Testing the Proportionality Assumption

As indicated by the previous examples, there are many applications where it is likely that the proportionality assumption does not hold. In that case, one can explicitly define covariates as functions of time.

For example, the analysis of a data set presented by Pike (1966) consists of survival times for two groups of rats that had been exposed to a carcinogen (see also Lawless, 1982, page 393, for a similar example). Suppose that z is a grouping variable with codes 1 and 0 to denote whether or not the respective rat was exposed. One could then fit the proportional hazard model:

\[h(t,z) = h0(t)exp{b1z + b2[zlog(t)-5.4]}\]

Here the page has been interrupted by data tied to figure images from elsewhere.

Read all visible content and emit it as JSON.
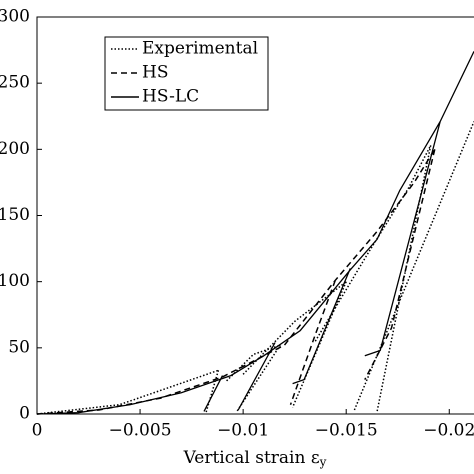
{
  "chart_data": {
    "type": "line",
    "xlabel": "Vertical strain ε",
    "xlabel_sub": "y",
    "xlim": [
      0,
      -0.0212
    ],
    "ylim": [
      0,
      300
    ],
    "xticks": [
      0,
      {
        "value": -0.005,
        "label": "−0.005"
      },
      {
        "value": -0.01,
        "label": "−0.01"
      },
      {
        "value": -0.015,
        "label": "−0.015"
      },
      {
        "value": -0.02,
        "label": "−0.02"
      }
    ],
    "yticks": [
      0,
      50,
      100,
      150,
      200,
      250,
      300
    ],
    "legend": "upper left",
    "series": [
      {
        "name": "Experimental",
        "color": "#000000",
        "style": "dotted",
        "x": [
          0,
          -0.004,
          -0.0088,
          null,
          -0.0088,
          -0.0082,
          null,
          -0.0092,
          -0.0105,
          -0.0118,
          null,
          -0.0118,
          -0.0097,
          null,
          -0.01,
          -0.0125,
          -0.015,
          null,
          -0.015,
          -0.0124,
          null,
          -0.0135,
          -0.016,
          -0.018,
          -0.0191,
          null,
          -0.0191,
          -0.0165,
          null,
          -0.0154,
          -0.0212
        ],
        "values": [
          0,
          7,
          33,
          null,
          33,
          1,
          null,
          25,
          45,
          52,
          null,
          52,
          2,
          null,
          30,
          70,
          100,
          null,
          100,
          5,
          null,
          55,
          120,
          170,
          203,
          null,
          203,
          2,
          null,
          3,
          221
        ]
      },
      {
        "name": "HS",
        "color": "#000000",
        "style": "dashed",
        "x": [
          0,
          -0.003,
          -0.006,
          -0.009,
          -0.012,
          -0.01447,
          -0.0165,
          -0.0183,
          -0.0193,
          null,
          -0.01447,
          -0.0135,
          -0.0123,
          null,
          -0.0193,
          -0.0172,
          -0.0159
        ],
        "values": [
          0,
          3,
          12,
          28,
          52,
          101,
          138,
          175,
          200,
          null,
          101,
          60,
          7,
          null,
          200,
          65,
          26
        ]
      },
      {
        "name": "HS-LC",
        "color": "#000000",
        "style": "solid",
        "x": [
          0,
          -0.002,
          -0.0045,
          -0.007,
          -0.0094,
          -0.011,
          -0.01277,
          -0.0152,
          -0.0165,
          -0.0176,
          -0.01956,
          -0.0212,
          null,
          -0.009,
          -0.0081,
          null,
          -0.01155,
          -0.00976,
          null,
          -0.0152,
          -0.01296,
          -0.0124,
          null,
          -0.01956,
          -0.01665,
          -0.0159
        ],
        "values": [
          0,
          1,
          7,
          16,
          29,
          44,
          63,
          109,
          132,
          169,
          221,
          274,
          null,
          29,
          2,
          null,
          54,
          3,
          null,
          110,
          26,
          23,
          null,
          221,
          48,
          44
        ]
      }
    ]
  }
}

Thus, in this model the conditional hazard at time t is a function of (1) the baseline hazard h0, (2) the covariate z, and (3) of z times the logarithm of time. Note that the constant 5.4 is used here for scaling purposes only: the mean of the logarithm of the survival times in this data set is equal to 5.4. In other words, the conditional hazard at each point in time is a function of the covariate and time; thus, the effect of the covariate on survival is dependent on time; hence the name time-dependent covariate. This model allows one to specifically test the proportionality assumption. If parameter b2 is statistically significant (e.g., if it is at least twice as large as its standard error), then one can conclude that, indeed, the effect of the covariate z on survival is dependent on time, and, therefore, that the proportionality assumption does not hold.